A giant of a man seeks his fortune in the hills of West Virginia.

Taylor (English/Harper Coll.; The Ballad of Trenchmouth Taggart, 2008) fluidly composes a portrait of a man whose sheer fortitude makes molehills out of mountains. The book’s moral center is Loyal Ledford, a country orphan who sweats out a living tending the furnace at a factory in Huntington. On the day of the Japanese attack on Pearl Harbor, Ledford resigns to join the Marines and discovers the horrors of war in places like Guadalcanal. Returning home in the company of his comrade Erm Bacigalupo, Ledford marries a local girl and tries to settle down to raise his family, but the tremors of war just won’t subside. It’s only when Ledford meets his two hell-raising cousins that his path becomes clear. “I knowed you would come,” says one of the Bonecutter brothers, acknowledging Ledford’s almost mystical presence in the lives of those who gather around him. Following a vision, Ledford starts the titular marble company and by the 1960s has built a burgeoning community on Bonecutter Ridge. The communal village is built on common-sense values, providing protection for the working poor and an equal playing field for men of all colors.

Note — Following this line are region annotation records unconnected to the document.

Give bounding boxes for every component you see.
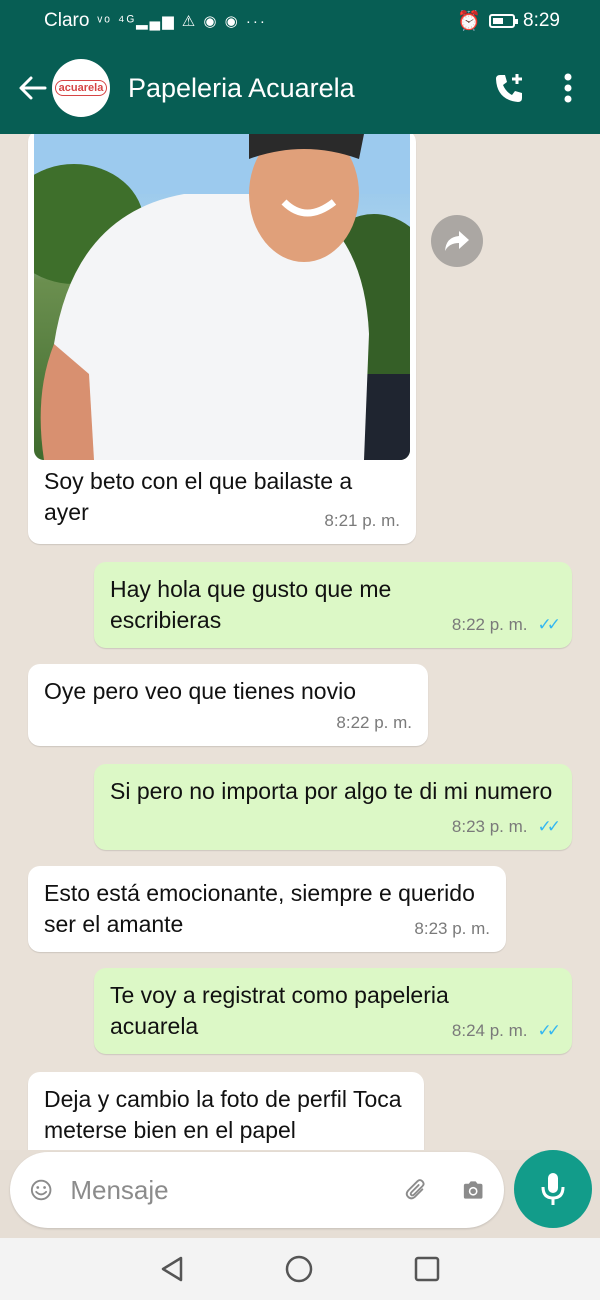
- alarm-icon: ⏰: [457, 11, 482, 32]
- message-incoming[interactable]: Soy beto con el que bailaste a ayer 8:21…: [28, 134, 416, 544]
- message-meta: 8:23 p. m.: [414, 913, 490, 944]
- arrow-left-icon: [19, 76, 47, 100]
- photo-attachment[interactable]: [34, 134, 410, 460]
- message-meta: 8:22 p. m.: [336, 707, 412, 738]
- message-incoming[interactable]: Esto está emocionante, siempre e querido…: [28, 866, 506, 952]
- more-options-icon[interactable]: [564, 73, 572, 103]
- message-time: 8:23 p. m.: [414, 919, 490, 938]
- message-incoming[interactable]: Oye pero veo que tienes novio 8:22 p. m.: [28, 664, 428, 746]
- home-circle-icon[interactable]: [284, 1254, 314, 1284]
- status-bar: Claro ᵛᵒ ⁴ᴳ▂▄▆ ⚠ ◉ ◉ ··· ⏰ 8:29: [0, 0, 600, 42]
- back-button[interactable]: [12, 68, 52, 108]
- header-actions: [492, 71, 572, 105]
- message-text: Deja y cambio la foto de perfil Toca met…: [44, 1086, 402, 1143]
- message-outgoing[interactable]: Hay hola que gusto que me escribieras 8:…: [94, 562, 572, 648]
- message-composer: [10, 1152, 504, 1228]
- read-ticks-icon: ✓✓: [537, 817, 561, 836]
- recents-square-icon[interactable]: [413, 1255, 441, 1283]
- read-ticks-icon: ✓✓: [537, 1021, 561, 1040]
- contact-name[interactable]: Papeleria Acuarela: [128, 73, 492, 104]
- back-triangle-icon[interactable]: [159, 1255, 185, 1283]
- read-ticks-icon: ✓✓: [537, 615, 561, 634]
- message-time: 8:21 p. m.: [324, 511, 400, 530]
- message-outgoing[interactable]: Si pero no importa por algo te di mi num…: [94, 764, 572, 850]
- status-right: ⏰ 8:29: [457, 9, 560, 33]
- attach-icon[interactable]: [405, 1172, 427, 1208]
- message-meta: 8:23 p. m. ✓✓: [451, 811, 561, 842]
- carrier-label: Claro: [44, 10, 90, 31]
- message-meta: 8:21 p. m.: [324, 505, 400, 536]
- avatar-logo: acuarela: [54, 80, 108, 96]
- battery-icon: [489, 14, 519, 28]
- forward-icon: [445, 231, 469, 251]
- emoji-icon[interactable]: [30, 1172, 52, 1208]
- camera-icon[interactable]: [462, 1174, 484, 1206]
- message-text: Hay hola que gusto que me escribieras: [110, 576, 392, 633]
- message-text: Si pero no importa por algo te di mi num…: [110, 778, 553, 804]
- add-call-icon[interactable]: [492, 71, 526, 105]
- system-nav-bar: [0, 1238, 600, 1300]
- message-text: Oye pero veo que tienes novio: [44, 678, 356, 704]
- signal-icons: ᵛᵒ ⁴ᴳ▂▄▆ ⚠ ◉ ◉ ···: [97, 13, 267, 30]
- avatar[interactable]: acuarela: [52, 59, 110, 117]
- microphone-icon: [541, 1173, 565, 1205]
- person-photo: [34, 134, 410, 460]
- message-time: 8:22 p. m.: [451, 615, 528, 634]
- forward-button[interactable]: [431, 215, 483, 267]
- chat-area[interactable]: Soy beto con el que bailaste a ayer 8:21…: [0, 134, 600, 1150]
- chat-header: acuarela Papeleria Acuarela: [0, 42, 600, 134]
- message-time: 8:22 p. m.: [336, 713, 412, 732]
- message-outgoing[interactable]: Te voy a registrat como papeleria acuare…: [94, 968, 572, 1054]
- message-input[interactable]: [70, 1174, 406, 1206]
- voice-record-button[interactable]: [514, 1150, 592, 1228]
- message-meta: 8:22 p. m. ✓✓: [451, 609, 561, 640]
- message-meta: 8:24 p. m. ✓✓: [451, 1015, 561, 1046]
- message-incoming[interactable]: Deja y cambio la foto de perfil Toca met…: [28, 1072, 424, 1150]
- message-time: 8:23 p. m.: [451, 817, 528, 836]
- status-left: Claro ᵛᵒ ⁴ᴳ▂▄▆ ⚠ ◉ ◉ ···: [44, 10, 267, 32]
- message-time: 8:24 p. m.: [451, 1021, 528, 1040]
- clock: 8:29: [523, 10, 560, 31]
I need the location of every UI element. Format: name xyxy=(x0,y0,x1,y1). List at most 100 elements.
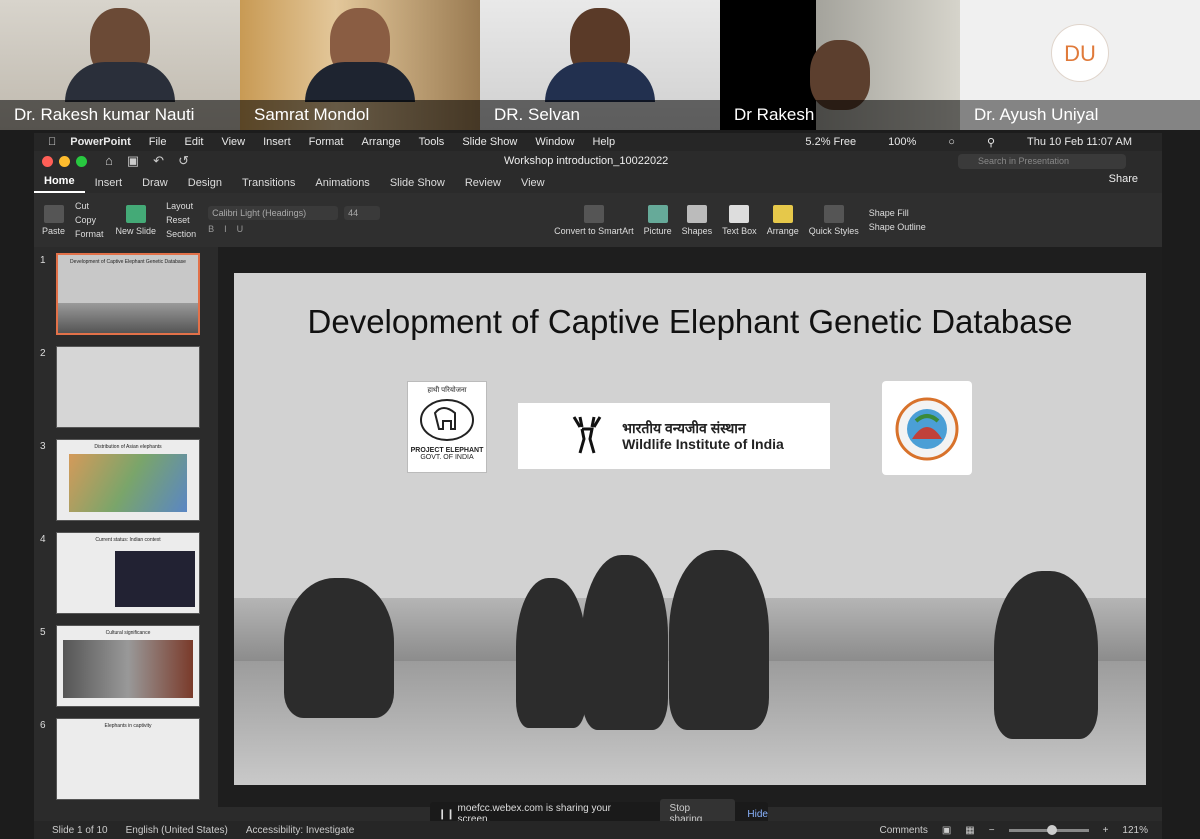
hide-button[interactable]: Hide xyxy=(747,809,768,820)
menu-file[interactable]: File xyxy=(149,136,167,148)
storage-status[interactable]: 5.2% Free xyxy=(805,136,856,149)
slide-canvas: Development of Captive Elephant Genetic … xyxy=(218,247,1162,807)
redo-icon[interactable]: ↺ xyxy=(178,153,189,169)
menu-edit[interactable]: Edit xyxy=(185,136,204,148)
minimize-window-icon[interactable] xyxy=(59,155,70,167)
tab-animations[interactable]: Animations xyxy=(305,177,379,193)
slide-thumbnail[interactable]: Elephants in captivity xyxy=(56,718,200,800)
apple-icon[interactable]:  xyxy=(48,136,56,148)
app-menu[interactable]: PowerPoint xyxy=(70,136,131,148)
menu-view[interactable]: View xyxy=(221,136,245,148)
accessibility-button[interactable]: Accessibility: Investigate xyxy=(246,825,354,836)
language-indicator[interactable]: English (United States) xyxy=(126,825,228,836)
status-bar: Slide 1 of 10 English (United States) Ac… xyxy=(34,821,1162,839)
convert-smartart-button[interactable]: Convert to SmartArt xyxy=(554,204,634,236)
menu-help[interactable]: Help xyxy=(592,136,615,148)
paste-button[interactable]: Paste xyxy=(42,204,65,236)
participant-tile[interactable]: DR. Selvan xyxy=(480,0,720,130)
home-icon[interactable]: ⌂ xyxy=(105,153,113,169)
picture-icon xyxy=(647,204,668,223)
tab-draw[interactable]: Draw xyxy=(132,177,178,193)
zoom-slider[interactable] xyxy=(1008,824,1089,835)
tab-transitions[interactable]: Transitions xyxy=(232,177,305,193)
comments-button[interactable]: Comments xyxy=(879,825,927,836)
participant-name: Dr Rakesh xyxy=(720,100,960,130)
moefcc-logo[interactable] xyxy=(882,381,972,475)
participant-name: DR. Selvan xyxy=(480,100,720,130)
shape-fill-button[interactable]: Shape Fill xyxy=(869,208,926,218)
participant-name: Samrat Mondol xyxy=(240,100,480,130)
text-box-icon xyxy=(729,204,750,223)
undo-icon[interactable]: ↶ xyxy=(153,153,164,169)
participant-tile[interactable]: Samrat Mondol xyxy=(240,0,480,130)
search-icon[interactable]: ⚲ xyxy=(987,136,995,149)
search-input[interactable]: Search in Presentation xyxy=(958,154,1126,169)
menu-arrange[interactable]: Arrange xyxy=(361,136,400,148)
elephant-silhouette xyxy=(284,578,394,718)
menu-insert[interactable]: Insert xyxy=(263,136,291,148)
arrange-button[interactable]: Arrange xyxy=(767,204,799,236)
cut-button[interactable]: Cut xyxy=(75,201,104,211)
underline-icon[interactable]: U xyxy=(237,224,244,234)
italic-icon[interactable]: I xyxy=(224,224,227,234)
slide-thumbnail[interactable]: Cultural significance xyxy=(56,625,200,707)
participant-name: Dr. Ayush Uniyal xyxy=(960,100,1200,130)
deer-icon xyxy=(572,416,602,454)
tab-review[interactable]: Review xyxy=(455,177,511,193)
participant-tile[interactable]: DU Dr. Ayush Uniyal xyxy=(960,0,1200,130)
quick-styles-button[interactable]: Quick Styles xyxy=(809,204,859,236)
zoom-out-icon[interactable]: − xyxy=(989,825,995,836)
elephant-icon xyxy=(420,399,474,441)
format-painter-button[interactable]: Format xyxy=(75,229,104,239)
section-button[interactable]: Section xyxy=(166,229,196,239)
smartart-icon xyxy=(583,204,604,223)
zoom-level[interactable]: 121% xyxy=(1122,825,1148,836)
zoom-in-icon[interactable]: + xyxy=(1103,825,1109,836)
document-title: Workshop introduction_10022022 xyxy=(504,155,669,167)
tab-home[interactable]: Home xyxy=(34,175,85,193)
tab-design[interactable]: Design xyxy=(178,177,232,193)
clock[interactable]: Thu 10 Feb 11:07 AM xyxy=(1027,136,1132,149)
tab-slideshow[interactable]: Slide Show xyxy=(380,177,455,193)
tab-view[interactable]: View xyxy=(511,177,555,193)
participant-tile[interactable]: Dr Rakesh xyxy=(720,0,960,130)
wildlife-institute-logo[interactable]: भारतीय वन्यजीव संस्थान Wildlife Institut… xyxy=(518,403,830,469)
close-window-icon[interactable] xyxy=(42,155,53,167)
share-button[interactable]: Share xyxy=(1099,173,1148,189)
slide-thumbnail[interactable]: Development of Captive Elephant Genetic … xyxy=(56,253,200,335)
participant-strip: Dr. Rakesh kumar Nauti Samrat Mondol DR.… xyxy=(0,0,1200,130)
slide-thumbnail[interactable] xyxy=(56,346,200,428)
sorter-view-icon[interactable]: ▦ xyxy=(965,825,974,836)
text-box-button[interactable]: Text Box xyxy=(722,204,757,236)
slide-thumbnail-pane: 1 Development of Captive Elephant Geneti… xyxy=(34,247,214,807)
avatar: DU xyxy=(1051,24,1109,82)
menu-tools[interactable]: Tools xyxy=(419,136,445,148)
zoom-window-icon[interactable] xyxy=(76,155,87,167)
font-size-select[interactable]: 44 xyxy=(344,206,381,220)
menu-window[interactable]: Window xyxy=(535,136,574,148)
font-name-select[interactable]: Calibri Light (Headings) xyxy=(208,206,339,220)
shapes-button[interactable]: Shapes xyxy=(682,204,712,236)
elephant-silhouette xyxy=(516,578,586,728)
reset-button[interactable]: Reset xyxy=(166,215,196,225)
shape-outline-button[interactable]: Shape Outline xyxy=(869,222,926,232)
wifi-icon[interactable]: ○ xyxy=(948,136,955,149)
participant-tile[interactable]: Dr. Rakesh kumar Nauti xyxy=(0,0,240,130)
slide-thumbnail[interactable]: Current status: Indian context xyxy=(56,532,200,614)
save-icon[interactable]: ▣ xyxy=(127,153,139,169)
title-bar: ⌂ ▣ ↶ ↺ Workshop introduction_10022022 S… xyxy=(34,151,1162,171)
slide-thumbnail[interactable]: Distribution of Asian elephants xyxy=(56,439,200,521)
menu-slideshow[interactable]: Slide Show xyxy=(462,136,517,148)
picture-button[interactable]: Picture xyxy=(644,204,672,236)
tab-insert[interactable]: Insert xyxy=(85,177,133,193)
new-slide-button[interactable]: New Slide xyxy=(116,204,156,236)
menu-format[interactable]: Format xyxy=(309,136,344,148)
project-elephant-logo[interactable]: हाथी परियोजना PROJECT ELEPHANT GOVT. OF … xyxy=(407,381,487,473)
slide[interactable]: Development of Captive Elephant Genetic … xyxy=(234,273,1146,785)
normal-view-icon[interactable]: ▣ xyxy=(942,825,951,836)
bold-icon[interactable]: B xyxy=(208,224,214,234)
slide-title[interactable]: Development of Captive Elephant Genetic … xyxy=(234,303,1146,341)
copy-button[interactable]: Copy xyxy=(75,215,104,225)
battery-status[interactable]: 100% xyxy=(888,136,916,149)
layout-button[interactable]: Layout xyxy=(166,201,196,211)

But rural prejudices and encroaching governmental interference soon not only threaten the safety of those under Ledford’s protection but could drive its denizens into an unwelcome Diaspora. Taylor makes a few prosaic missteps—everything seems to be the color of rust—but the powerful prose outstrips its few drawbacks. It’s a big, ambitious book that falls somewhere between the sweeping epics of Richard Russo and the masculine bravado of Ken Kesey’s best work.

A huge ensemble cast and a complex social narrative may put casual readers off, but the rewards for those who see this one through are satisfying indeed.